PCOS is a hormonal disorder that affects one in 10 American women of childbearing age, according to the US Office on Women’s Health. It causes the ovaries to produce excessive amounts of the male sex hormone androgen due to cysts forming along the outer edges of the organ. 

This leads to irregular menstrual cycles, abnormal hair growth, acne, obesity, thinning hair, and infertility. 

Doctors put Ms Ruiz on birth control, which she took for about seven years. 

‘None of us knew any better, so when I was put on birth control, I just took it, and it was horrible from then on,’ she said. 

‘I used to have migraines, irregular periods, weight gain, anxiety – so many symptoms, the list goes on.’

‘And birth control just made it so much worse – I did not feel like myself.’

Ms Ruiz's herbs of choice to ease PCOS symptoms include chasteberry vitex, St John¿s Wort, and raspberry leaf tea

Ms Ruiz’s herbs of choice to ease PCOS symptoms include chasteberry vitex, St John’s Wort, and raspberry leaf tea

Ms Ruiz claims that herbal remedies make her feel 'like herself again' and that she 'never go back' to using traditional medicine alone

Ms Ruiz claims that herbal remedies make her feel ‘like herself again’ and that she ‘never go back’ to using traditional medicine alone

In 2017, Ms Ruiz began studying medical botany at Virginia Commonwealth University. 

She liked how ‘different’ it seemed from the other areas of study and poured all her research into St John’s Wort – a plant used to treat depression, burns and cuts, among other conditions.

‘From then on, I felt like it was meant to be,’ she said. 

‘I was trying out a juice cleanse anyway, for my PCOS symptoms. It all just kind of tied together, really.’

Soon after trying herbal remedies, she noticed her anxiety faded away, making her think, ‘this is the real deal.’ 

‘I saw such a huge improvement in my energy levels – as fatigue was one of my symptoms, too,’ she said. 

‘I’ve seen such drastic improvements in my cycle – my periods are more frequent with a lot less pelvic pain and discomfort.’

Six years later, Ms Ruiz studies herbalism alongside running a medicinal herbs business.

Her herbs of choice to ease PCOS symptoms include chasteberry vitex, St John’s Wort, and raspberry leaf tea.

‘I’d tell anyone to try raspberry leaf for hormones,’ she said. ‘Even pregnant women.’

‘Some people prefer to take it as a tincture, but I always steep it in hot water and make a tea.’

‘It’s a uterine tonic, which means it helps to tone and strengthen the uterus – even though I had extremely irregular periods with PCOS, when I did get it, it would be very heavy and painful.’
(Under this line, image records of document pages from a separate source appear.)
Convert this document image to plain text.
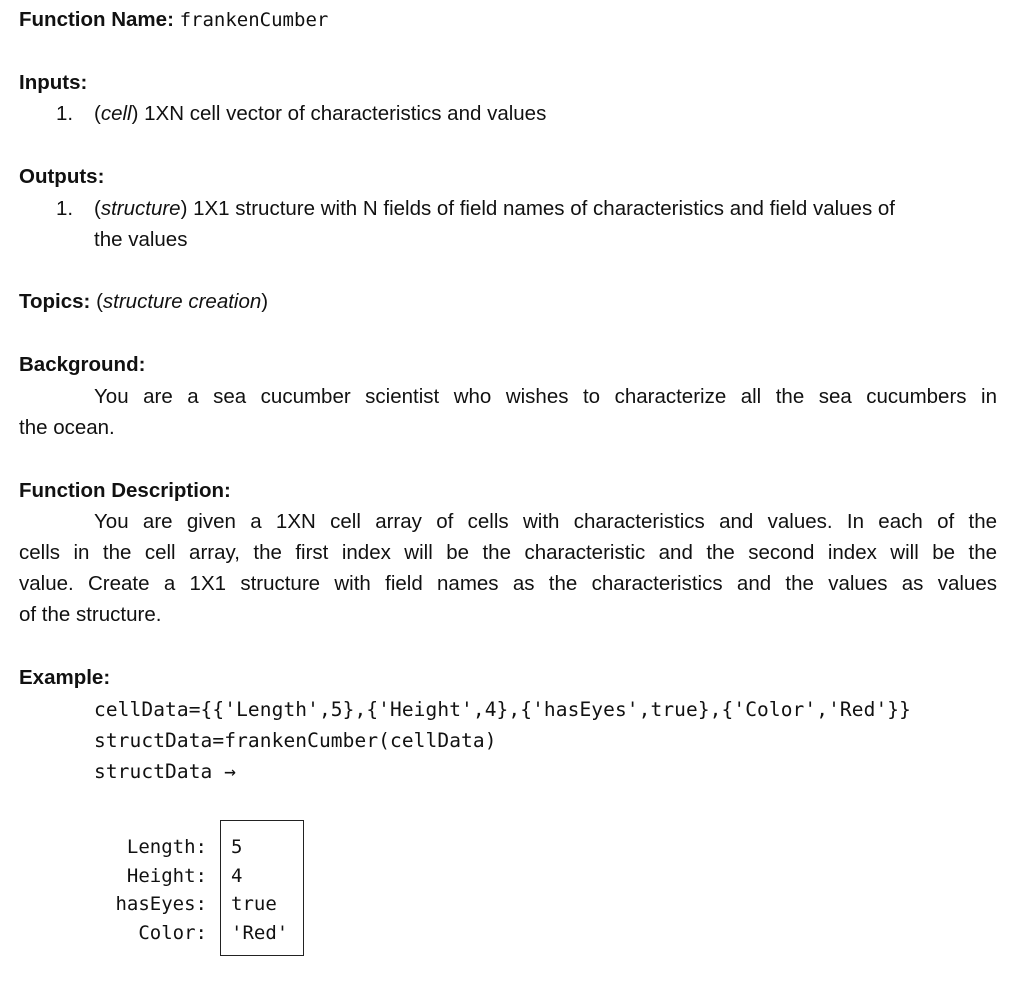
Function Name: frankenCumber
Inputs:
1. (cell) 1XN cell vector of characteristics and values
Outputs:
1. (structure) 1X1 structure with N fields of field names of characteristics and field values of
the values
Topics: (structure creation)
Background:
You are a sea cucumber scientist who wishes to characterize all the sea cucumbers in
the ocean.
Function Description:
You are given a 1XN cell array of cells with characteristics and values. In each of the
cells in the cell array, the first index will be the characteristic and the second index will be the
value. Create a 1X1 structure with field names as the characteristics and the values as values
of the structure.
Example:
cellData={{'Length',5},{'Height',4},{'hasEyes',true},{'Color','Red'}}
structData=frankenCumber(cellData)
structData →
Length:
Height:
hasEyes:
Color:
5
4
true
'Red'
Chasteberry, also known as vitex agnus-castus, has been shown in some studies to boost fertility and reduce symptoms of hormonal conditions like menopause. However, much of the research is unclear. 

For example, a 2015 study in the journal International Immunopharmacology found that an active compound in the plant, called Casticin, could reduce inflammation in animals. However, the study also found that over-the-counter medications like aspirin work just as well. 

St John’s Wort is a European plant with yellow, star-shaped flowers. Some research has suggested that it may help reduce the symptoms of mild to moderate depression, but there is no evidence that shows it could treat more severe forms.

Raspberry leaf tea is a tea made from the leaves of raspberries. It can also be taken in pill form. Some studies suggest it can be used to make labor go faster and reduce pregnancy symptoms like nausea and vomiting, though there is no solid evidence.